The city will funnel $1 million in federal funds to expand dual-language programs for children that need to learn English, as well as children looking to learn a foreign language, Schools Chancellor Carmen Fariña announced Wednesday.
Fariña picked a worthy cause, experts agree, as there are over 140,000 children yet to learn English in city schools, and research shows dual-language programs can be very effective in helping students learn the language while still mastering the academics.
But it all comes down to how well the programs will be executed.
Dual-language means half of the class is comprised of students who speak a foreign language, Spanish for example, while the other half speak English, but learn Spanish. Teachers would teach half of their lessons in English and the other half in the foreign language.
The ideal is a win-win-win situation for students. Half the class learns English, half the class learns a foreign language, and everyone is learning the content: math, social studies, history.
City schools run over 130 dual-language programs, over 100 of them in Spanish. Fariña’s plan will add programs at 25 schools and help 15 schools expand the programs they already run.
But opening the programs is not enough.
They need to be of quality, noted Robin Harvey, New York University (NYU) Master Teacher of Multilingual, Multicultural Studies.

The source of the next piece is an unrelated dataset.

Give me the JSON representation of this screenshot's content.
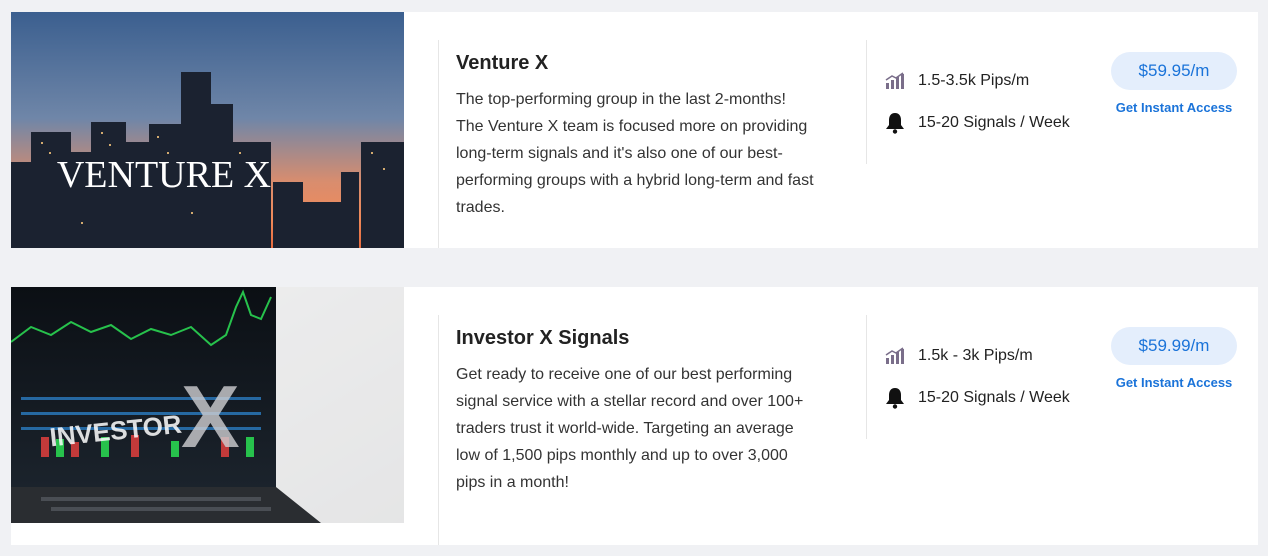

Many programs are either too heavy on teaching the languages, or too focused on teaching the subject content, Harvey said. In either case children may end up with an incomplete education.
Grace C. Bonilla, president of the Committee for Hispanic Children & Families, voiced similar concerns.
“What’s important is to make sure they’re keeping up with the substantive issues in their classes,” Bonilla said.
Indeed, only 14 percent of English Language Learners (ELL) were able to pass last year’s state math test in grades 3-8, compared to over 34 percent citywide. Less than four percent of the ELLs passed the English test, compared to about 30 percent citywide.
Another problem is staffing. It is very hard to find people who are ready to pursue a career of a bilingual educator, Harvey said. She was proud of the NYU Chinese bilingual teachers program. There are some 16,000 Chinese-speaking ELL students in city schools.
But still, the program has certified just 100 teachers since 2008. Then, about 30 of them ended up teaching dual-language programs, Harvey said.
It’s kind of a catch-22 situation, according to Dr. Heather Woodley, NYU clinical assistant professor of TESOL, bilingual, and foreign language education.
The schools of education don’t lead that many people to bilingual certification because schools don’t open that many bilingual programs.
“But the schools don’t have the programs because it’s hard to get teachers,” Woodley said.
Woodley hopes Fariña’s push for new programs will send the signal to colleges to get more people in the pipeline.
After all, the experts agreed, dual-language programs are a good thing to invest in. The city can definitely use more, Woodley said.
The new programs will include Mandarin, French, Haitian, Creole, Hebrew, Japanese, and Spanish.